Nu gebeurt op de TU Delft wel het een en ander aan disciplineoverschrijdend onderzoek: neem bijvoorbeeld ruimtelijke ordening en stedenbouwkunde, waar naar integrale oplossingen voor de problemen van grote steden wordt gezocht. Je ziet daar zelfs multidisciplinaire wetenschappelijke tijdschriften opkomen. De vraag is hoe je als universiteit zulke initiatieven het beste kunt stimuleren. Daar kan het platform adviezen over geven. Ik ga binnenkort met de rector praten, en later hoop ik ook bij de decanen mijn opwachting te kunnen maken. Niet omdat ik nou zoveel macht heb, maar omdat ik dingen in beweging wil brengen, bruggen wil slaan.”

Wilt u de structuur van de TU Delft omgooien?

“Nee, want dat kost vreselijk veel tijd en energie en het is bovendien nergens voor nodig. Maar binnen de oude structuur moet voldoende ruimte zijn voor interdisciplinaire samenwerkingsverbanden. En transdisciplinaire samenwerkingsverbanden, waarbij onderzoekers uit verschillende disciplines samenwerken met bedrijven, non-gouvernementele organisaties (ngo’s) en overheden. Kijk naar de discussies rond de Betuwelijn en de uitbreiding van Schiphol: de wetenschappelijke arena en de politiek zijn twee gescheiden circuits, met alle gevolgen van dien. De wetenschapper geeft een zo goed mogelijk advies, waarbij hij veelal strikt binnen zijn eigen vakgebied blijft en misschien iets te krampachtig streeft naar honderd procent zekerheid. Aan de andere kant moeten politici manoeuvreren tussen de verschillende partijen. Ze halen de wetenschapper er vaak bij om het eigen gelijk bevestigd te zien. Zo raakt iedereen gefrustreerd. De wetenschapper vindt dat de politiek de nuances van zijn onderzoeksresultaten moedwillig negeert, de politicus is teleurgesteld dat het onderzoek niet de gewenste zekerheden opleverde. Wetenschappers moeten beter leren luisteren naar politici, en vice versa.”

Wordt de rolverdeling tussen wetenschappers en politici dan niet een beetje onduidelijk?

“Die rolverdeling dateert nog uit de Verlichting. Misschien is het tijd voor een verandering. Al bestaat daar geen eenvoudig recept voor.”

De universiteit die zich sterk gaat richten op vragen uit de maatschappij: ziet u dat ook als een overlevingsstrategie?

“Ja. In mijn ogen heeft de universiteit drie taken: onderzoek, onderwijs en dienstverlening aan de maatschappij. Dat laatste aspect wordt soms verwaarloosd. En met name vanuit Brussel is er een toenemende druk op universiteiten om zich wat sterker te richten op belangrijke vragen in de maatschappij. Er wordt op dat gebied veel meer van universiteiten verwacht dan dertig jaar geleden.”

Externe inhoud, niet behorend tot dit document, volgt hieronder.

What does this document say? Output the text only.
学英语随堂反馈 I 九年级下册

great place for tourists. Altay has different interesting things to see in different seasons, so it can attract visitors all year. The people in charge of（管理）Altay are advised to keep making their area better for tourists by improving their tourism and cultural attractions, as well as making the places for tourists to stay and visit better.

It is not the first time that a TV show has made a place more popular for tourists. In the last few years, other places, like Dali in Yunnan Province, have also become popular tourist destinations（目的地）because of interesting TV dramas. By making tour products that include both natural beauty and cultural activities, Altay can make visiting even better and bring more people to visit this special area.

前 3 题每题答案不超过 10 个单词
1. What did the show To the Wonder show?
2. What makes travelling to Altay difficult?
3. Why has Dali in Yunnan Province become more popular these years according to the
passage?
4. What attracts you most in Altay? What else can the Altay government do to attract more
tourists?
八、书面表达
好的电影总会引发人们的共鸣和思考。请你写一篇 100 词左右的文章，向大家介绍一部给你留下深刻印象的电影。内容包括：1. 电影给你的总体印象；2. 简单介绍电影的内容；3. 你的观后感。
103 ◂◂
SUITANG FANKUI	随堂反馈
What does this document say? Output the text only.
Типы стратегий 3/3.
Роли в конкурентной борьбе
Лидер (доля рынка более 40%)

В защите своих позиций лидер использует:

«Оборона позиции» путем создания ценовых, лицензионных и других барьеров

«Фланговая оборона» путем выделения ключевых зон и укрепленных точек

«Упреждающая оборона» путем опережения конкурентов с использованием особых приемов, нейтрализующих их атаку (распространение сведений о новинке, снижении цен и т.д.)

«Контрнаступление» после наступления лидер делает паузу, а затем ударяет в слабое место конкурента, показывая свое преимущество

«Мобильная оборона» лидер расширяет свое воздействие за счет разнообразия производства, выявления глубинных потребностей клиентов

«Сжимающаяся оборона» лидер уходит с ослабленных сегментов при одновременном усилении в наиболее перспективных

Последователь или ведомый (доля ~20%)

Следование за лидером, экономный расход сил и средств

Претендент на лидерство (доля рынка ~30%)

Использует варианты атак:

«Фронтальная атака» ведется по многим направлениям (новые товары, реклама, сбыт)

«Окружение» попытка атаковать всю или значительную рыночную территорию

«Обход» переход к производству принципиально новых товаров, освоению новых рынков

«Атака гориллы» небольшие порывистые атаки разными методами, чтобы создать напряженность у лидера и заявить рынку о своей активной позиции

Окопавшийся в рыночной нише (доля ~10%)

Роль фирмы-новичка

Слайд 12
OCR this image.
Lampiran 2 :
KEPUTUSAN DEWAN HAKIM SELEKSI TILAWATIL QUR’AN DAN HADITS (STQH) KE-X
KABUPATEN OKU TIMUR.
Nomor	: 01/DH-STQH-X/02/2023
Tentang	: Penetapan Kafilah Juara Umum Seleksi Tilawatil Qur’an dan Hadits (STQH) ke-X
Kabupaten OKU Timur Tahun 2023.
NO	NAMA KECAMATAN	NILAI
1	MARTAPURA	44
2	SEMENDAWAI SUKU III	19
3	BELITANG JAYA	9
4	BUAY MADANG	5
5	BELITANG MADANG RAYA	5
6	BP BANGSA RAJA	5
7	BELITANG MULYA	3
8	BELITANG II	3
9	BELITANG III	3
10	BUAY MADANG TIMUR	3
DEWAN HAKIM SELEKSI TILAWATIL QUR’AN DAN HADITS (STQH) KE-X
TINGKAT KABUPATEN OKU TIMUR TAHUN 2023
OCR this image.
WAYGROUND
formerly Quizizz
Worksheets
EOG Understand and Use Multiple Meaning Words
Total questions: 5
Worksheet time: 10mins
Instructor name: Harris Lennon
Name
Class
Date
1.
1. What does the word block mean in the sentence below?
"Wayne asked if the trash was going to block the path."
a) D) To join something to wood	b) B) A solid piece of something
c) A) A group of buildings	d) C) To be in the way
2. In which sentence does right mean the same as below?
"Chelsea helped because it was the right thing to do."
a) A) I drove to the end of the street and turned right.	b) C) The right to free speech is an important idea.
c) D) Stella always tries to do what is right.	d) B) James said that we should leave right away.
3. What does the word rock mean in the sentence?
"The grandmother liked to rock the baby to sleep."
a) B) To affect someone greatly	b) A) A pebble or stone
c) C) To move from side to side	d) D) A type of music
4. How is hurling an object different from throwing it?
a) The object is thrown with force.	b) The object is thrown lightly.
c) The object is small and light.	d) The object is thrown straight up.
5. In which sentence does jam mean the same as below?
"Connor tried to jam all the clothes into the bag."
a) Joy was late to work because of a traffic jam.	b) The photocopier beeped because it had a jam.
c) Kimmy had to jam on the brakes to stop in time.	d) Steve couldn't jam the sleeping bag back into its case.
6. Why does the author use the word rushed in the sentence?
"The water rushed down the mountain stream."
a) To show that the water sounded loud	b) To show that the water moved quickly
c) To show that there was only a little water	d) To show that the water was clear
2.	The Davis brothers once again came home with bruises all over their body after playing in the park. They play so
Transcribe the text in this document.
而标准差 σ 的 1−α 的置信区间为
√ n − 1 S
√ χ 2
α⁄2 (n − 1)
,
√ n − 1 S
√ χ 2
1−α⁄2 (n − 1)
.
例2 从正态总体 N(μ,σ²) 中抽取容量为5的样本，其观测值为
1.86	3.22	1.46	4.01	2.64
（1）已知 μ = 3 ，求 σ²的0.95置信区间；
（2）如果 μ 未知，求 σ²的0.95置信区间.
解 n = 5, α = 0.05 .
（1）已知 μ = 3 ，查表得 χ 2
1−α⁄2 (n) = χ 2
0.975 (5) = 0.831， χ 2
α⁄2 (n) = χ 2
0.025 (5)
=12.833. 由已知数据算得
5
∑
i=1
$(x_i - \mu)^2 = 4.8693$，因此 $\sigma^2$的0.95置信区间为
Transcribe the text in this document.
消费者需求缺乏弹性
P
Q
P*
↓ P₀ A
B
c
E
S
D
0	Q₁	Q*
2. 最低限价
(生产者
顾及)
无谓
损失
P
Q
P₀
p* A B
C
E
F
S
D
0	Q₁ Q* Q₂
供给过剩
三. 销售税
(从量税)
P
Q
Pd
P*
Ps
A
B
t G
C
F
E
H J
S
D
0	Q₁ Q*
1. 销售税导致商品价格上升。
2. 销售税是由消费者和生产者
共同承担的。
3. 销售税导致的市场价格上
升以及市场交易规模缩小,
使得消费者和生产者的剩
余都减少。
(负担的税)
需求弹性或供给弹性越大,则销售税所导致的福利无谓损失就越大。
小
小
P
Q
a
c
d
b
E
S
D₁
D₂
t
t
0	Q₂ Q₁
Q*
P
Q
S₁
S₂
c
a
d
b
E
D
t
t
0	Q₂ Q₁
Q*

Komt zo de onafhankelijkheid van de universiteiten niet in gevaar?

“Wat is onafhankelijkheid? Zonder enige druk van de buitenwereld je onderzoek kunnen doen? Ik denk dat je pas echt onafhankelijk kunt zijn door midden in de maatschappij te staan. Dan kun je laten zien dat je een kritische geest bent, die niet handelt naar het motto: wiens brood men eet, wiens woord men spreekt. De onafhankelijkheid van de onderzoeker is een groot goed, maar de houding van de universiteit zou moeten zijn: we maken deel uit van de maatschappij.”

Toch een soort engagement.

“Absoluut.”

Dat zal niet iedere wetenschapper aanspreken.

“Ik verwacht ook niet dat iedereen dat idee meteen omarmt. Het nieuwe kan best bestaan naast het oude. “

Kan de TU Delft iets leren van de Open Universiteit?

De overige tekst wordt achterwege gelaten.